A few co-workers and some friends all set off to the Rockland Golf Course. Right away we decided that since more than half of the group had either zero or little golfing skill under their glove, a nine-hole course would be best.

It was a long — very long — nine holes.

Once again I had the drive down. I was getting very close to some of the putting greens, but it was taking six or more tries to get the ball into the hole. The ball would either make a complete loop and head off in the opposite direction I was hitting it, or it would skirt the edge of the hole and keep going.

When we'd reached the fourth hole, I was almost dead last. I was one stroke up from one of my good friends who was experiencing golfing for the first time.

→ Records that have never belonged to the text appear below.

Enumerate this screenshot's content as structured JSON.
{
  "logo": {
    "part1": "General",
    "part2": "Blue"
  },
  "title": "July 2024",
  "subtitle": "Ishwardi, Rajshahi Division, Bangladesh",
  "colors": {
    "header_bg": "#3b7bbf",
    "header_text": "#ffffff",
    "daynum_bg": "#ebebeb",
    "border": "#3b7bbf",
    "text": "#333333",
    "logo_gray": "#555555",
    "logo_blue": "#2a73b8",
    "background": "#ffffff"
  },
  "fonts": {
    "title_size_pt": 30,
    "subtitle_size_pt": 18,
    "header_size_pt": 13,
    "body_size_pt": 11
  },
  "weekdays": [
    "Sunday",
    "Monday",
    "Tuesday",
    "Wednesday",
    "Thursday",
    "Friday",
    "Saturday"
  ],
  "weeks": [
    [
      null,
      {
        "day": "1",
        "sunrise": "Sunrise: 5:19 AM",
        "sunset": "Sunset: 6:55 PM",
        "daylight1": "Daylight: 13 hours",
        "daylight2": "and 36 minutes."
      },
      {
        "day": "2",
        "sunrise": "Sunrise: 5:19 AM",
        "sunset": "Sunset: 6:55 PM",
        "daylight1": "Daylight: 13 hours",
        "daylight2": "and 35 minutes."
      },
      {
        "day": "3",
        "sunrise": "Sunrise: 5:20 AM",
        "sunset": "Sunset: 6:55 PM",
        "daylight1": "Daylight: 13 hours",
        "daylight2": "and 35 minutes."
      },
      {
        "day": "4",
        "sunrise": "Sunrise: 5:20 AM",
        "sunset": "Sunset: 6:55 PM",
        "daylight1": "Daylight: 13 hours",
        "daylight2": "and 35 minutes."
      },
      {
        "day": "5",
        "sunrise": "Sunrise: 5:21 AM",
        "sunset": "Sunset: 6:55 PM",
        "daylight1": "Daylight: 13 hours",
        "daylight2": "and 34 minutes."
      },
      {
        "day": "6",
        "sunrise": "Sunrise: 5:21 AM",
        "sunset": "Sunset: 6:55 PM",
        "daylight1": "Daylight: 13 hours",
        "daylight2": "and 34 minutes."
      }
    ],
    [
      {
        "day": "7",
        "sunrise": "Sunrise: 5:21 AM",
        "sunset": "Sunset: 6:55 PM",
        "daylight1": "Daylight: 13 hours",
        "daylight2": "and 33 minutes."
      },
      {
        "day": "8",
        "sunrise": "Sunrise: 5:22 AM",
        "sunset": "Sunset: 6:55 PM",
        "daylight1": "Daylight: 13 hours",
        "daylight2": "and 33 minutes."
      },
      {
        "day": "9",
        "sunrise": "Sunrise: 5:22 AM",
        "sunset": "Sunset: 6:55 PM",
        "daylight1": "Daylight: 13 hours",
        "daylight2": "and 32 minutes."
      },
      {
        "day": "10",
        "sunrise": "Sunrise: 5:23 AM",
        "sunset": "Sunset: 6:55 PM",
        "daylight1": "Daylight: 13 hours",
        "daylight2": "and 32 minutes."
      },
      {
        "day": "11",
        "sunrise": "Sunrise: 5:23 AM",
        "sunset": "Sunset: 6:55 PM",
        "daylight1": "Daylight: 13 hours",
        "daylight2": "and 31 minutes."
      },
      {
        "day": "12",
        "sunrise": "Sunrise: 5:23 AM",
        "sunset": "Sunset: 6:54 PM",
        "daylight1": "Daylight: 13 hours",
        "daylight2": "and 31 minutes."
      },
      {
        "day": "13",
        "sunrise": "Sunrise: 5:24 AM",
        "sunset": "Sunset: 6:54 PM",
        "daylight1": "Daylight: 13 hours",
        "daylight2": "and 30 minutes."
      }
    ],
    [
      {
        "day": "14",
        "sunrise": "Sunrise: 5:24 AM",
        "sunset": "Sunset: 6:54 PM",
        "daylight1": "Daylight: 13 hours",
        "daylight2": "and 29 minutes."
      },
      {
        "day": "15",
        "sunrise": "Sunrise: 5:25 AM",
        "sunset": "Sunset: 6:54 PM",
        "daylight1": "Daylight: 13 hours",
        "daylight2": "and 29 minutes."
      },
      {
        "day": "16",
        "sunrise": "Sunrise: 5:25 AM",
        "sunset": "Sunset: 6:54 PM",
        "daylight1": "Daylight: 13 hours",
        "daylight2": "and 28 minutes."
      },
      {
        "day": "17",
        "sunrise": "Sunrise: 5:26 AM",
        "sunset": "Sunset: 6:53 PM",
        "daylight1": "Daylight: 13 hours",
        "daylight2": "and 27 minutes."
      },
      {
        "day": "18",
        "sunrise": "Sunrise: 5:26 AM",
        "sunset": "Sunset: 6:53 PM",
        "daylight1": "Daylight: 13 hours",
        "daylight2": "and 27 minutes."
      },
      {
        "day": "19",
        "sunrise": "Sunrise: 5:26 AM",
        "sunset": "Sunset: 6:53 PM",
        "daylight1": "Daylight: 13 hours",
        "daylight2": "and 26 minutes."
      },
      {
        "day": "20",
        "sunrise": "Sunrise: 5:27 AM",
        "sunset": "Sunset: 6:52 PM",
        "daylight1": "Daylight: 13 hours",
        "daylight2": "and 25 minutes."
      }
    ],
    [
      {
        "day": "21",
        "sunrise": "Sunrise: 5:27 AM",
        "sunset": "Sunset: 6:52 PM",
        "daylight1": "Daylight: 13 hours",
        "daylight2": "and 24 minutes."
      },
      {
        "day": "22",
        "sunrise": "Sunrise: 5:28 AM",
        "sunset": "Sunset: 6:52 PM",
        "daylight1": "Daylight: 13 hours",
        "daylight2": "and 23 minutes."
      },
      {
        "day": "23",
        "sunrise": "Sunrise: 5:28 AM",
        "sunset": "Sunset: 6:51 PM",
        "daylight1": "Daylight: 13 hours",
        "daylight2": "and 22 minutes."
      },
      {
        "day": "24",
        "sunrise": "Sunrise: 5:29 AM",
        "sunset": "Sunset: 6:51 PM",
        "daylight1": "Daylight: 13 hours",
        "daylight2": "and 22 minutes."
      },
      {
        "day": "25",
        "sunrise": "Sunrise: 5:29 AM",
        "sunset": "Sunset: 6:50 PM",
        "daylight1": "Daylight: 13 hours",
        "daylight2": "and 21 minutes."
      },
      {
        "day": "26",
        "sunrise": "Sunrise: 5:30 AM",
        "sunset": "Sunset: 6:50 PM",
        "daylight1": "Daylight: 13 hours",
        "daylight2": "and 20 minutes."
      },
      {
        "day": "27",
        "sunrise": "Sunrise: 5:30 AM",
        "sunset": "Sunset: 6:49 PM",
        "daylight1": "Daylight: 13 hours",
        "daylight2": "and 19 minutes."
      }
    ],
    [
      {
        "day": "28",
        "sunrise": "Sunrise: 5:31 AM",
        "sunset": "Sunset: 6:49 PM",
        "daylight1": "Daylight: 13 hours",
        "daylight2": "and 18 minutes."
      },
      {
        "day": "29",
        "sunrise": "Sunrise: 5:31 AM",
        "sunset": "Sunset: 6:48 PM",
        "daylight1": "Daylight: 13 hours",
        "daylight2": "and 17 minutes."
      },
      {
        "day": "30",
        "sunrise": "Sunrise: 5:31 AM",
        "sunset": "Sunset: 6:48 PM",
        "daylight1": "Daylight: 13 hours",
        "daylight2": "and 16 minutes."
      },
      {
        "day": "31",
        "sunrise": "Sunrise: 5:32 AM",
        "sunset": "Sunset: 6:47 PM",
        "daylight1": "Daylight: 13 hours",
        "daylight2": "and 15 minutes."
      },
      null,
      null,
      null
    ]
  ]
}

On the sixth hole, I started to channel Adam Sandler's character in "Happy Gilmore." I lay flat on my stomach and shot the ball like a pool ball into the hole.

By the time we were piling into our carts and heading back to the club house, we all agreed we needed much more practice if we were going to ever play golf again. A six-hour, nine-hole round of play should have been the biggest sign we basically were hideous golfers.

I haven't been golfing since that day. It's been about two years since I've even been to a driving range. I managed to kick my fiance, Justin's, butt at a game of mini golf a year ago with a couple of smooth hole-in-ones, but that's about it for accomplishments.

For now, I think I'll stick to just taking photos of golfing events for the VillageSoup newspapers and websites.